From the comments section of this posting on Secrecy News, I found a link to an article on Federal Computer Week regarding usage of wikis at the CIA.
This passage is of note:
Wikis and blogs allow real-time analysis and reaction to intelligence information to occur as quickly as users can update information, Andrus said. “It just happens, just like an ant hill happens."Blogs can be used to track and share individuals’ intellectual capital, especially their disagreements and mistakes, Andrus said. Wikis can aggregate common knowledge and wisdom, he said, and they don’t require participants to get permission to act or update.
“Wikis and blogs allow us to stand on the shoulders of others and have brilliant ideas we would not have had otherwise in the service of protecting our country,” Andrus said.

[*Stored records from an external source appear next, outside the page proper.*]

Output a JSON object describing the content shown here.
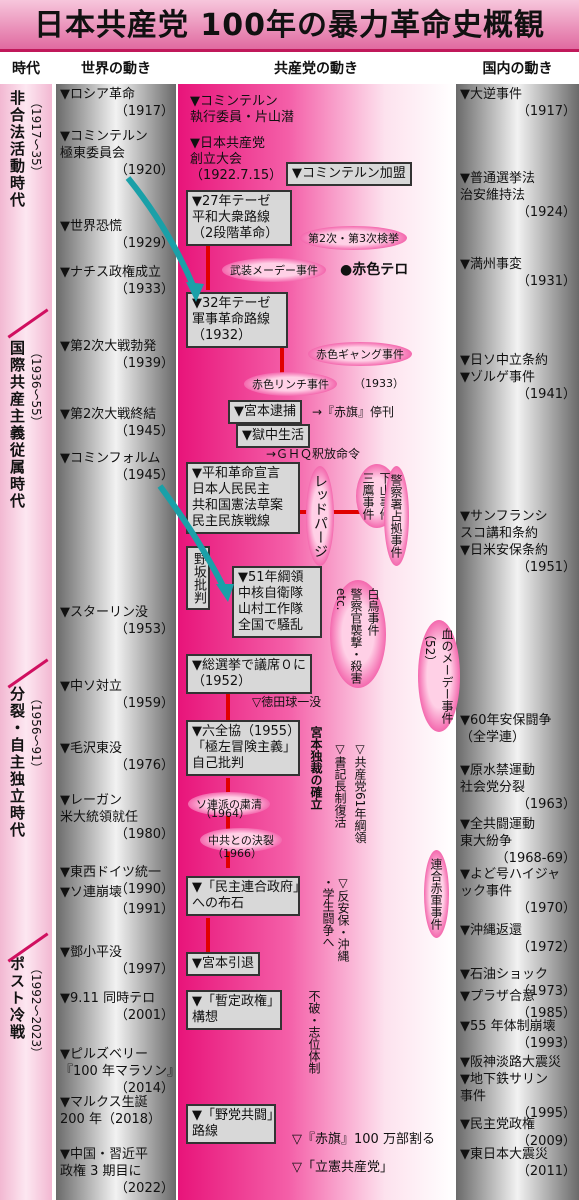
{
  "title": "日本共産党 100年の暴力革命史概観",
  "headers": {
    "era": "時代",
    "world": "世界の動き",
    "party": "共産党の動き",
    "domestic": "国内の動き"
  },
  "eras": [
    {
      "label": "非合法活動時代",
      "years": "（1917〜35）"
    },
    {
      "label": "国際共産主義従属時代",
      "years": "（1936〜55）"
    },
    {
      "label": "分裂・自主独立時代",
      "years": "（1956〜91）"
    },
    {
      "label": "ポスト冷戦",
      "years": "（1992〜2023）"
    }
  ],
  "world": [
    {
      "text": "▼ロシア革命",
      "year": "（1917）"
    },
    {
      "text": "▼コミンテルン\n極東委員会",
      "year": "（1920）"
    },
    {
      "text": "▼世界恐慌",
      "year": "（1929）"
    },
    {
      "text": "▼ナチス政権成立",
      "year": "（1933）"
    },
    {
      "text": "▼第2次大戦勃発",
      "year": "（1939）"
    },
    {
      "text": "▼第2次大戦終結",
      "year": "（1945）"
    },
    {
      "text": "▼コミンフォルム",
      "year": "（1945）"
    },
    {
      "text": "▼スターリン没",
      "year": "（1953）"
    },
    {
      "text": "▼中ソ対立",
      "year": "（1959）"
    },
    {
      "text": "▼毛沢東没",
      "year": "（1976）"
    },
    {
      "text": "▼レーガン\n米大統領就任",
      "year": "（1980）"
    },
    {
      "text": "▼東西ドイツ統一",
      "year": "（1990）"
    },
    {
      "text": "▼ソ連崩壊",
      "year": "（1991）"
    },
    {
      "text": "▼鄧小平没",
      "year": "（1997）"
    },
    {
      "text": "▼9.11 同時テロ",
      "year": "（2001）"
    },
    {
      "text": "▼ピルズベリー\n『100 年マラソン』",
      "year": "（2014）"
    },
    {
      "text": "▼マルクス生誕\n200 年（2018）",
      "year": ""
    },
    {
      "text": "▼中国・習近平\n政権 3 期目に",
      "year": "（2022）"
    }
  ],
  "party": {
    "comintern": "▼コミンテルン\n執行委員・片山潜",
    "founding": "▼日本共産党\n創立大会\n（1922.7.15）",
    "join": "▼コミンテルン加盟",
    "thesis27": "▼27年テーゼ\n平和大衆路線\n（2段階革命）",
    "arrests": "第2次・第3次検挙",
    "mayday": "武装メーデー事件",
    "redterror": "●赤色テロ",
    "thesis32": "▼32年テーゼ\n軍事革命路線\n（1932）",
    "gang": "赤色ギャング事件",
    "lynch": "赤色リンチ事件",
    "lynch_year": "（1933）",
    "miyamoto_arrest": "▼宮本逮捕",
    "akahata_stop": "→『赤旗』停刊",
    "prison": "▼獄中生活",
    "ghq": "→ＧＨＱ釈放命令",
    "peace": "▼平和革命宣言\n日本人民民主\n共和国憲法草案\n民主民族戦線",
    "redpurge": "レッドパージ",
    "shimoyama": "下山事件\n三鷹事件",
    "police": "警察署占拠事件",
    "nosaka": "野坂批判",
    "thesis51": "▼51年綱領\n中核自衛隊\n山村工作隊\n全国で騒乱",
    "shiratori": "白鳥事件\n警察官襲撃・殺害\netc.",
    "bloodmay": "血のメーデー事件\n（52）",
    "election": "▼総選挙で議席０に\n（1952）",
    "tokuda": "▽徳田球一没",
    "rokuzen": "▼六全協（1955）\n「極左冒険主義」\n自己批判",
    "miyamoto_dict": "宮本独裁の確立",
    "secgen": "▽書記長制復活",
    "prog61": "▽共産党61年綱領",
    "sovpurge": "ソ連派の粛清",
    "sovpurge_year": "（1964）",
    "chinesplit": "中共との決裂",
    "chinesplit_year": "（1966）",
    "rengo": "連合赤軍事件",
    "democoalition": "▼「民主連合政府」\nへの布石",
    "antianpo": "▽反安保・沖縄\n・学生闘争へ",
    "miyamoto_retire": "▼宮本引退",
    "provisional": "▼「暫定政権」\n構想",
    "fuha": "不破・志位体制",
    "opposition": "▼「野党共闘」\n路線",
    "akahata_million": "▽『赤旗』100 万部割る",
    "rikken": "▽「立憲共産党」"
  },
  "domestic": [
    {
      "text": "▼大逆事件",
      "year": "（1917）"
    },
    {
      "text": "▼普通選挙法\n治安維持法",
      "year": "（1924）"
    },
    {
      "text": "▼満州事変",
      "year": "（1931）"
    },
    {
      "text": "▼日ソ中立条約\n▼ゾルゲ事件",
      "year": "（1941）"
    },
    {
      "text": "▼サンフランシ\nスコ講和条約\n▼日米安保条約",
      "year": "（1951）"
    },
    {
      "text": "▼60年安保闘争\n（全学連）",
      "year": ""
    },
    {
      "text": "▼原水禁運動\n社会党分裂",
      "year": "（1963）"
    },
    {
      "text": "▼全共闘運動\n東大紛争",
      "year": "（1968-69）"
    },
    {
      "text": "▼よど号ハイジャ\nック事件",
      "year": "（1970）"
    },
    {
      "text": "▼沖縄返還",
      "year": "（1972）"
    },
    {
      "text": "▼石油ショック",
      "year": "（1973）"
    },
    {
      "text": "▼プラザ合意",
      "year": "（1985）"
    },
    {
      "text": "▼55 年体制崩壊",
      "year": "（1993）"
    },
    {
      "text": "▼阪神淡路大震災\n▼地下鉄サリン\n事件",
      "year": "（1995）"
    },
    {
      "text": "▼民主党政権",
      "year": "（2009）"
    },
    {
      "text": "▼東日本大震災",
      "year": "（2011）"
    }
  ]
}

The CIA already has more than 1,000 internal blogs and an internal wiki with about 10,000 pages, Andrus said. To encourage employees to release information, the agency had to change its policy forbidding the posting of any information on its network, he said. Emphasis and link mine
A wiki strikes me as an excellent resource for this type of information analysis. It lets people incorporate new information into the initial analysis in a distributed, but trackable, way. So Analyst 5, for example, can update the analysis immediately when he learns new information, spots a fallacy or spots an incomplete conclusion. And anyone reading the article can look at the tracking information to see who added that new analysis.